The only measurement we used this month was weight.

Sandy's experience: At the end of the month, I lost 3 pounds, and my sister lost 1 pound. I don't think those numbers are significant. I would have lost 3 pounds this month without eliminating sugar. Knowing I would be restricting sugar from my diet led me to an all-out, no holds barred, sugar eating frenzy in December. I ate Hagen-Daz chocolate peanut butter ice cream almost nightly. I had cinnamon buns (4) the week of Christmas. I ate chocolates like they were carrot sticks. My weight was inflated when I weighed myself at the end of December.

Here's what I learned: I stopped drinking alcohol in October. It's been almost four months since I had a glass of wine. (I'm not sure it is permanent; I'm just taking it weekly, and I'll write a blog post on it soon.) However, it is common when you eliminate alcohol to crave sugar. And so, the last few months of the year, I was eating a lot more sugar than usual. Focusing on sugar was probably a good thing for me. I was starting to develop a habit that I needed to get under control.

Sandy's experience:

I did cheat a few times. Sometimes without even thinking about it, and once I just ignored my commitment to not eating sugar and went for it. I found a left over Kinder egg in the cupboard and ate it. I don't even like Kinder eggs. The close I got to the end of the month the harder it was. I knew the experiment was coming to an end, so I just went for it on Sunday and had a morning glory muffin.

I also ate a lot of potato chips. Whenever I felt like a snack I grabbed something salty. I'm sure my calorie count wasn't any lower for the month.

I don't do well with deprivation. I am a rebel at heart. As soon as I'm told I can't do something I'm triggered. I also had a shopping ban going on in January. So not only was I not eating, I was spending money on anything. What was I thinking? This month has been hard emotionally. Not allowing myself any little treats along the way to ease our conditions' harshness might have been too much. (I'll be buying myself fresh tulips and a treat this week!)

I cheated on shopping as well but under the guise of 'office supplies.' I ordered a few things for my work, legit business expenses.

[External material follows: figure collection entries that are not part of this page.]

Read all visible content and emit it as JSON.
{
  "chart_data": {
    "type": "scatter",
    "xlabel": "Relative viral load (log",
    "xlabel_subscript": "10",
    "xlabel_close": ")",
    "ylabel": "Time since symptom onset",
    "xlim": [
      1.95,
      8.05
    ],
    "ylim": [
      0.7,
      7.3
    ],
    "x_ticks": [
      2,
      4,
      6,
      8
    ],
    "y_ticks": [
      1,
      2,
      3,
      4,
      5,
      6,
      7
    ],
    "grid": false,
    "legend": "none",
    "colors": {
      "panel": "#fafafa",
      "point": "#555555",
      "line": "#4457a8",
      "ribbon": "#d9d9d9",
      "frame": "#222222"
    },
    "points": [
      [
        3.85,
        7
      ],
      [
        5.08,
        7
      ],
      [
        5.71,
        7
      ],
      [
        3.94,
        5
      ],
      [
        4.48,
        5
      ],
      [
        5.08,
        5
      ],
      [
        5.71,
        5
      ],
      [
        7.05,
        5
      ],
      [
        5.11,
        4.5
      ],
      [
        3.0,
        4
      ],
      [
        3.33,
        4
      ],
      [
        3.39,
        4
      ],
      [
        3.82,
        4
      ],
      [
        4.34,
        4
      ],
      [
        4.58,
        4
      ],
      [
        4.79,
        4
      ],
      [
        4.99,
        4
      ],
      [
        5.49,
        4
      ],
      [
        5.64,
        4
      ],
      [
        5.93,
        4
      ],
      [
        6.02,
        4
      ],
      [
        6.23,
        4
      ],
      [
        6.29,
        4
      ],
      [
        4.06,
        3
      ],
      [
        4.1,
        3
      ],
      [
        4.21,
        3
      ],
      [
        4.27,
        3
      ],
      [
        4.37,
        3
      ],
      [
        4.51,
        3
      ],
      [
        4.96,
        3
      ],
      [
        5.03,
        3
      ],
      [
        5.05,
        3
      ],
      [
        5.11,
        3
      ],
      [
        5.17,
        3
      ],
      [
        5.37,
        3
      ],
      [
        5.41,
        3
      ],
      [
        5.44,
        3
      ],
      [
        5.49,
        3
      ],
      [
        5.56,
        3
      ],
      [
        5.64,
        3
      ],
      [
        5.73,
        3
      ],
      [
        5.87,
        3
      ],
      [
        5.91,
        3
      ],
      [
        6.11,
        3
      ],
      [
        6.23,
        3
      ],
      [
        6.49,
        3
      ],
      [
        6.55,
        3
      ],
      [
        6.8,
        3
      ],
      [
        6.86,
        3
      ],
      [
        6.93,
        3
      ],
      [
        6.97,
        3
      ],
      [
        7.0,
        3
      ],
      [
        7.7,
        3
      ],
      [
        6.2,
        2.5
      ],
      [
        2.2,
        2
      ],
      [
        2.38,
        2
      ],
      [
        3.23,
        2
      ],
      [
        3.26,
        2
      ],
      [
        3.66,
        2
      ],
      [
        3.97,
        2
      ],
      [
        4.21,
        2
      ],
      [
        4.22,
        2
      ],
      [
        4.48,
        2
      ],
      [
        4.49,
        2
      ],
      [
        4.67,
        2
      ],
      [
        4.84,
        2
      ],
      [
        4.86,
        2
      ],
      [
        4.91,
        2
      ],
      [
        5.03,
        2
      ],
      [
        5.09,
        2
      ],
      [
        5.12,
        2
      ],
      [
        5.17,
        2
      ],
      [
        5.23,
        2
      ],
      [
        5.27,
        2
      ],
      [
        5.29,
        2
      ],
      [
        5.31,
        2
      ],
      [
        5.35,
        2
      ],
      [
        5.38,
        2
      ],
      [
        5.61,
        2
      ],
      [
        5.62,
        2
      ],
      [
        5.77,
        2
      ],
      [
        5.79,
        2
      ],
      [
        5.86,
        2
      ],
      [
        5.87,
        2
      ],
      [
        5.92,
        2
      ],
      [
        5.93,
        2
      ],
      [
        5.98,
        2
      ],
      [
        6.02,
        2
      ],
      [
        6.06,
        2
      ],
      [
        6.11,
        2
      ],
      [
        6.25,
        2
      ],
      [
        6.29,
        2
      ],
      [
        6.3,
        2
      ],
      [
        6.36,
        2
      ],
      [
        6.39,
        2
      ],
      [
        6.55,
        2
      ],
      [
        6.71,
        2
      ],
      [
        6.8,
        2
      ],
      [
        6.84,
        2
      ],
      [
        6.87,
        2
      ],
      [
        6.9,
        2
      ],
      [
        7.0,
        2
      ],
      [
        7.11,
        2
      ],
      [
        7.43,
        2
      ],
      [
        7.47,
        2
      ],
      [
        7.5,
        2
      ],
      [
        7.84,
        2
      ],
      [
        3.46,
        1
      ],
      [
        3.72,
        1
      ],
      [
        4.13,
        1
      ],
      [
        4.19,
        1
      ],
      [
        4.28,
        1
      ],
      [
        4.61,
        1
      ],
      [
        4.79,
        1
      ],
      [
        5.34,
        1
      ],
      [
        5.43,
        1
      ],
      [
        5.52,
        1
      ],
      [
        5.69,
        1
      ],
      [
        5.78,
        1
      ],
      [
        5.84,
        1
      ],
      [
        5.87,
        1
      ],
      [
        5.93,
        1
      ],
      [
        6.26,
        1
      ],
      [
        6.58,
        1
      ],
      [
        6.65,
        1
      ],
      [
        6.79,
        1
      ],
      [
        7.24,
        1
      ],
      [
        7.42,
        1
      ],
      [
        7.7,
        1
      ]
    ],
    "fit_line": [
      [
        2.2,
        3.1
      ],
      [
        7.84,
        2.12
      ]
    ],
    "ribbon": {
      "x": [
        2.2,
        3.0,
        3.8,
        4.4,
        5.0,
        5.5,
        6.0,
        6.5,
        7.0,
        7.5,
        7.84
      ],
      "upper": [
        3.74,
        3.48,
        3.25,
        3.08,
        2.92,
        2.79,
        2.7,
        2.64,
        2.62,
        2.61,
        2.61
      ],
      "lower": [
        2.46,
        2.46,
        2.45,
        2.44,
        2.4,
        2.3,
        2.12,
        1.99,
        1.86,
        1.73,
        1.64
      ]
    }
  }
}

I think I did better with the shopping ban than I did with the sugar ban. I actually created a clothing inventory in Notion, and I've been putting in all the clothes I own. I love clothes, and I find it easy on a bad day to succumb to the urge to get something new to wear. And I'm wondering if tracking anything in our lives helps moderate. (Note to Kath - let's track what we eat one month!)

The bottom line for me is I am not willing to go without sugar for the rest of my life. I think I'll be more successful over all trying to moderate my sugar consumption. I am eating more fruit and I think I've broken the ice cream habit.

Kath's experience:

January 1st: "Happy New Year! F*ck Covid! I have gained about 18 pounds during this pandemic. The more I shove in my mouth the better I feel. My sister and I aren't eating sugar this month. I knew this was coming, so I made sure to eat as much as possible to the point of almost being sick.

I should note that I range from a size 8 to a size 12. Whose kidding who? A size 14 would feel amazing right now. I was a size 6 once but only for a few hours. I would be happy feeling comfortable in a size 10. Well..January 1st and I feel motivated."

January 9th: "I slept like shit. I thought giving up sugar was supposed to make you feel better."

January 10th: "Ate a bag of chips. I am carb crazy right now. I hate this no sugar way of life."

January 18th: "Another bag of chips. And I found a Lindt chocolate and ate it."

January 12th: "Feeling like a hot fudge Sunday from McDonalds. But I won't have one. Opted instead for a rum and coke. Clearly I have not motivation."

January 23rd: "Don't feel any thinner. This is not working. I am tired of this and Covid."

January 27th: The end is in sight. I can't do the no sugar thing. I won't be writing any books about my great happy life without sugar.


So for February, we've decided not to focus on eliminating anything. We are tackling intermittent fasting. We start with 14.5 hours per day (we won't eat between 7 pm and 9:30 am the following day). I'll let you know how it goes for us.